C’est l’aveu de l’impuissance de la Justice à pouvoir prendre en charge le problème et ce serait grave. Cette commission serait-elle légitime ? Qui déciderait de la composition de cette commission ? Et quelle force probante auraient les résultats de cette commission ? Ça poserait plus de problème qu’elle n’en résoudrait. Je pense qu’on ne peut pas régler cette affaire de cette manière. Ce que les victimes attendent, c’est pourquoi il en est ainsi. Pourquoi il y a eu ces morts, pourquoi les familles impactées ont subi ce préjudice, pourquoi  des armes à feu ont été utilisées et dans quelles conditions elles ont été utilisées. Et éventuellement aller vers des réparations justes et équitables. Et cela, en l’état actuel de notre organisation sociale, seule la Justice  est à même de répondre à cette question.

« Cette commission ne peut être qu’administrative, elle ne peut être judiciaire et avoir des résultats qui soient opposables à la justice… »

Ils invitent la société civile à y prendre part…

Cela ne procède pas d’une concertation préalable. Ce que je dis, au lendemain de ces évènements, le cri de cœur  des sénégalais a été que Justice se fasse. On ne peut pas tout le temps lancer  un cri de cœur, en faisant une telle revendication, se rabattre sur une commission administrative. Cette commission ne peut être qu’administrative. Elle ne peut pas être judiciaire et avoir des résultats qui soient opposables à la justice et ce n’est pas sûr que ses conclusions soient partagées et acceptées par toutes  les parties prenantes.
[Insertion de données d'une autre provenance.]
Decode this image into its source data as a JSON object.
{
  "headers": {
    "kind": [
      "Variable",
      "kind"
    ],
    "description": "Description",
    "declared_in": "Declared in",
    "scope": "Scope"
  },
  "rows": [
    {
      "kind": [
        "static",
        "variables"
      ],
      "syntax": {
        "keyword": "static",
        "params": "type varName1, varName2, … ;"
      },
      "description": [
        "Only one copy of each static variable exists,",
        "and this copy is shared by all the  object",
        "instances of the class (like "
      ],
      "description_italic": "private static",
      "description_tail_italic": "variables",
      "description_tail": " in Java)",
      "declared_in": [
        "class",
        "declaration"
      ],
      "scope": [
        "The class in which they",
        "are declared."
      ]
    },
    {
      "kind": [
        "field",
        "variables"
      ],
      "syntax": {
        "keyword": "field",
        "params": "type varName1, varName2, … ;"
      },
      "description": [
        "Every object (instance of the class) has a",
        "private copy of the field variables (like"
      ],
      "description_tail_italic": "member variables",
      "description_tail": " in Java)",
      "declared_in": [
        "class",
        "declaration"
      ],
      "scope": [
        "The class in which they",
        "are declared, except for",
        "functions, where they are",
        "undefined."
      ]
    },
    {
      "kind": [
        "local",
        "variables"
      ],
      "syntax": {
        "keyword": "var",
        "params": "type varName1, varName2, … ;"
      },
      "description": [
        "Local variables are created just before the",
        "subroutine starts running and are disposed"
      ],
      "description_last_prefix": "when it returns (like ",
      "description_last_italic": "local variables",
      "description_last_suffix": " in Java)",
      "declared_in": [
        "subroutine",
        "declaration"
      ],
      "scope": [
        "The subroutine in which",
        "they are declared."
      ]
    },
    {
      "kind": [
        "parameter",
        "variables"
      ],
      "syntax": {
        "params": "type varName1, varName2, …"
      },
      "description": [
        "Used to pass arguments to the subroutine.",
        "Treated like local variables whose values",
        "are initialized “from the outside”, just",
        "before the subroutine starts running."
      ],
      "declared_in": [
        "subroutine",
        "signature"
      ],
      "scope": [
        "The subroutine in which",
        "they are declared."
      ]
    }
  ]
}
Or, la vertu de la Justice, c’est au moins la vérité des faits et que la décision judiciaire s’impose sauf à ceux qui voudront utiliser des voies de recours appropriées.

Il ne faut pas que cette affaire ne soit pas purgée, il faut la purger pour que notre société en tire le meilleur profit. Que les responsabilités soient situées. S’il y a des infractions, qu’elles soient réprimées et que si les victimes et familles, après avoir  connu la  vérité des faits, acceptent de pardonner, que cela se passe et que notre société en tire une plus-value.